Scholingsplicht (1 juli 2015)

Vanaf 1 juli 2015 heeft de werkgever scholingsplicht. Een werkgever moet de werknemer
in staat stellen om scholing te volgen die noodzakelijk is voor het
uitoefenen van zijn/haar functie. Kans is groot dat bij ontslagzaken
regelmatig de vraag gesteld zal worden of er voldoende aandacht voor
scholing is geweest.

Ketenregeling (1 juli 2015)

Wil de werkgever je na je derde tijdelijke contract nog in dienst houden, dan
kan dit alleen in vast dienstverband. Na drie tijdelijke contracten
volgt dus een vast contract. Dit gaat per 1 juli 2015 veranderen. Vanaf
dat moment kom je na vier tijdelijke contracten in aanmerking voor een
vast contract of na twee jaar.
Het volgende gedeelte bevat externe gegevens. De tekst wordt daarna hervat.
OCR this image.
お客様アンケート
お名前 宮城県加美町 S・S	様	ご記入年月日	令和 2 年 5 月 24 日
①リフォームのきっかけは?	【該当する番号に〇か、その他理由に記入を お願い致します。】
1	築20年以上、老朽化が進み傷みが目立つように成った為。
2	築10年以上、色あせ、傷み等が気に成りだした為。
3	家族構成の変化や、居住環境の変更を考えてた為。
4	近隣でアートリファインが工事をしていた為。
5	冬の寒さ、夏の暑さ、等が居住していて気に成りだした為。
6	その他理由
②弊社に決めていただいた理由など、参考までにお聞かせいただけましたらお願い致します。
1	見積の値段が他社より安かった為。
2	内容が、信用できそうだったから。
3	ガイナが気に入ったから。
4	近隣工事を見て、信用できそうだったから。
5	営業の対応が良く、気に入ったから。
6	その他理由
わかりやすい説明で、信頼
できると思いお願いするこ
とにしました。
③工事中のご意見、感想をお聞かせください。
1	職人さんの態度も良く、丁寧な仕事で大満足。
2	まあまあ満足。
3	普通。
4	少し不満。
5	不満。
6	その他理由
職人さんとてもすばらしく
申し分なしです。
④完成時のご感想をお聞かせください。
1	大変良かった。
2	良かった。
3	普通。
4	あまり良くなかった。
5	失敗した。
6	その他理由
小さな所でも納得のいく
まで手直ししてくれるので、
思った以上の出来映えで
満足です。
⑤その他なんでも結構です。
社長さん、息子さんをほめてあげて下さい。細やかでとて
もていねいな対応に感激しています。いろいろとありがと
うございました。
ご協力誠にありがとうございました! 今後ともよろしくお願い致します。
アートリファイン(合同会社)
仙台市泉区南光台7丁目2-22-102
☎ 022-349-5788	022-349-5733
Je weet als werknemer dus al een jaar
eerder waar je aan toe bent.

Werkloosheidswet (1 januari 2016)

Nu bouw je ieder jaar dat je werkt een maand WW-recht op. De maximale
WW-duur is 38 maanden. Na 12 maanden wordt al het werk gezien als
passend werk. Vanaf 1 januari 2016 bouw je de eerste tien jaar een maand
WW op per gewerkt jaar. Hierna nog maar een halve maand per gewerkt
jaar. De maximale WW-duur wordt teruggebracht naar 24 maanden. Na 6
maanden WW wordt al het werk als passend gezien.